When Senate “Advice and Consent” turns to Supreme dissent

During the bitter confirmation hearings for Judge Brett Kavanaugh this past week, one comment that I kept seeing on social media and in the comments of traditional media articles is that “we have always had bitter partisan divide on Supreme Court nominations.”

Nothing could be further from the truth!

The framers of the Constitution established the Senate’s role in the confirmation process as follows: “The President shall have Power, by and with the Advice and Consent of the Senate, shall have power to…(appoint)… Judges of the Supreme Court.”

For nearly the first 150 years of the American Republic, the Senate essentially served as a rubber stamp that confirmed nominees with little to no fanfare. Some of these nominees ranged from those who never graduated from law school (including the famous Benjamin Cardozo, who attended Columbia University Law School but did not graduate), and others who were slave owners who would have to rule on the bitterly contested Fugitive Slave Act (Chief Justice Roger Taney, the author of the Dred Scott decision of 1857, among other slave owners or former slave owners on the bench).

No, contentious Supreme Court confirmation battles are of fairly recent vintage, and have only very recently become more and more consistent.

I will explain why below:

Thurgood Marshall


In 1967, when President Lyndon Johnson appointed Civil Rights icon Thurgood Marshall to the Supreme Court, a vocal crew of southern segregationist Democratic Senators etched their names into history by voting against the first Black American nominated to become an associate justice.
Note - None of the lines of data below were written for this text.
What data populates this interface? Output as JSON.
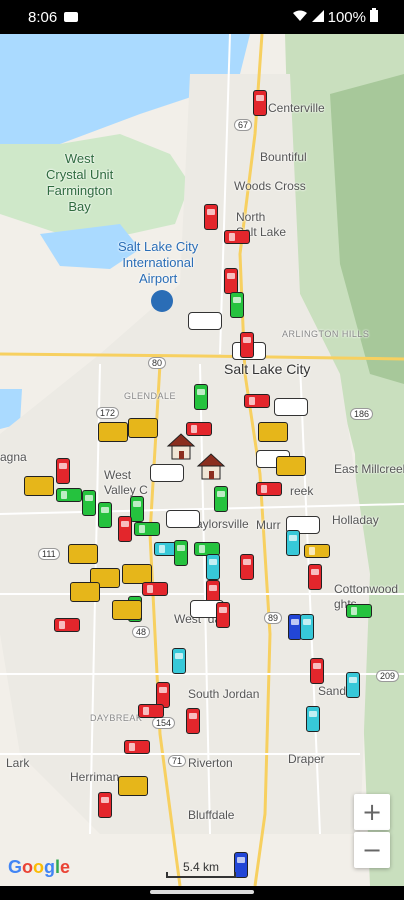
{
  "status_bar": {
    "time": "8:06",
    "battery": "100%"
  },
  "map": {
    "places": {
      "centerville": "Centerville",
      "bountiful": "Bountiful",
      "woods_cross": "Woods Cross",
      "north_salt_lake": "North\nSalt Lake",
      "west_crystal": "West\nCrystal Unit\nFarmington\nBay",
      "airport": "Salt Lake City\nInternational\nAirport",
      "arlington_hills": "ARLINGTON HILLS",
      "salt_lake_city": "Salt Lake City",
      "glendale": "GLENDALE",
      "magna": "agna",
      "west_valley": "West\nValley C",
      "south_salt_lake": "reek",
      "east_millcreek": "East Millcreek",
      "holladay": "Holladay",
      "taylorsville": "aylorsville",
      "murray": "Murr",
      "cottonwood_heights": "Cottonwood\nghts",
      "west_jordan": "West  dan",
      "south_jordan": "South Jordan",
      "daybreak": "DAYBREAK",
      "sandy": "Sand",
      "riverton": "Riverton",
      "draper": "Draper",
      "lark": "Lark",
      "herriman": "Herriman",
      "bluffdale": "Bluffdale"
    },
    "shields": {
      "i67": "67",
      "i80": "80",
      "i172": "172",
      "i186": "186",
      "i111": "111",
      "i48": "48",
      "i89": "89",
      "i209": "209",
      "i154": "154",
      "i71": "71"
    },
    "scale_label": "5.4 km",
    "google_logo": [
      "G",
      "o",
      "o",
      "g",
      "l",
      "e"
    ],
    "google_colors": [
      "#4285F4",
      "#EA4335",
      "#FBBC05",
      "#4285F4",
      "#34A853",
      "#EA4335"
    ],
    "zoom_in": "+",
    "zoom_out": "−",
    "vehicle_colors": {
      "red": "#e3262c",
      "green": "#25c23e",
      "cyan": "#37c8d8",
      "blue": "#2246d6",
      "yellow": "#e6b61a"
    }
  }
}
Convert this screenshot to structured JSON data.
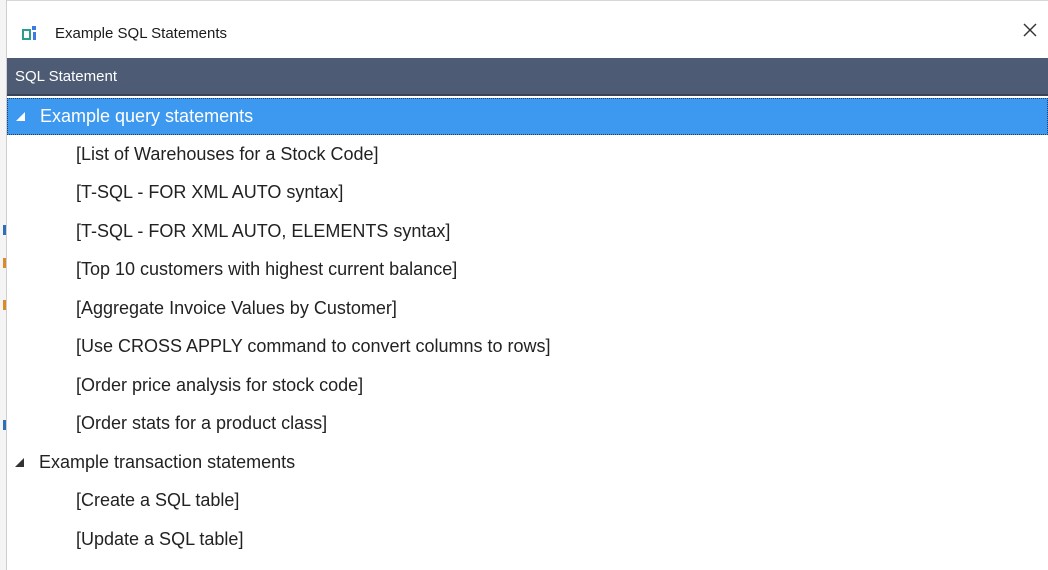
{
  "window": {
    "title": "Example SQL Statements",
    "icon": "app-icon",
    "close_icon": "close-icon",
    "accent_color": "#3d98f0",
    "header_color": "#4e5b74"
  },
  "grid": {
    "column_header": "SQL Statement"
  },
  "tree": {
    "groups": [
      {
        "label": "Example query statements",
        "expanded": true,
        "selected": true,
        "items": [
          "[List of Warehouses for a Stock Code]",
          "[T-SQL - FOR XML AUTO syntax]",
          "[T-SQL - FOR XML AUTO, ELEMENTS syntax]",
          "[Top 10 customers with highest current balance]",
          "[Aggregate Invoice Values by Customer]",
          "[Use CROSS APPLY command to convert columns to rows]",
          "[Order price analysis for stock code]",
          "[Order stats for a product class]"
        ]
      },
      {
        "label": "Example transaction statements",
        "expanded": true,
        "selected": false,
        "items": [
          "[Create a SQL table]",
          "[Update a SQL table]"
        ]
      }
    ]
  }
}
Those senators who voted no included Robert C. Byrd (D W.Va.), Strom Thurmond (R S.C.), James O. Eastland (D Miss); Allen J. Ellender (D La); Sam J. Ervin Jr. (D N.C.); Lister Hill (D Ala.); Spessard L. Holland (D Fla.); Ernest F. Hollings (D S.C.); Russell B. Long (D La.); John J. Sparkman (D Ala.); and Herman E. Talmadge (D Ga.). (Nota Bene: Five Southern Democrats did vote for Marshall, including  A.S. Mike Monroney (Okla.), J.W. Fulbright (Ark.), Albert Gore (Tenn.), Ralph W. Yarborough (Texas), and William B. Spong Jr. (Va.).

Marshall would go on to serve with distinction until 1991.

Robert Bork


Robert Bork, pictured above with President Ronald Reagan, was nominated by Reagan in 1987. The pick drew swift rebuke from the NAACP and the American Civil Liberties Union for a lifetime of positions and opinions that suggested that he was hostile to civil rights (supported the rights of states to apply the racist poll taxes for voting) and equal rights for women.

Sen. Ted Kennedy said on the Senate floor: “Robert Bork’s America is a land in which women would be forced into back-alley abortions, blacks would sit at segregated lunch counters, rogue police could break down citizens’ doors in midnight raids, schoolchildren could not be taught about evolution, writers and artists could be censored at the whim of the Government, and the doors of the Federal courts would be shut on the fingers of millions of citizens for whom the judiciary is—and is often the only—protector of the individual rights that are the heart of our democracy.

Bork was defeated in the Senate; 42 senators voted yes, and 58 voted no. His name, ever since, has become a verb as to “Bork” a candidate means to defeat his or her nomination.

Antonin Scalia


While Bork was, well, “Borked,” only to find Anthony Kennedy successfully confirmed in his stead, Reagan’s third pick (Sandra O’Connor being the first), was the arch conservative Antonin Scalia. Scalia, who would later become one of the most polarizing figures in Supreme Court history, was confirmed with a 98-0 bipartisan vote.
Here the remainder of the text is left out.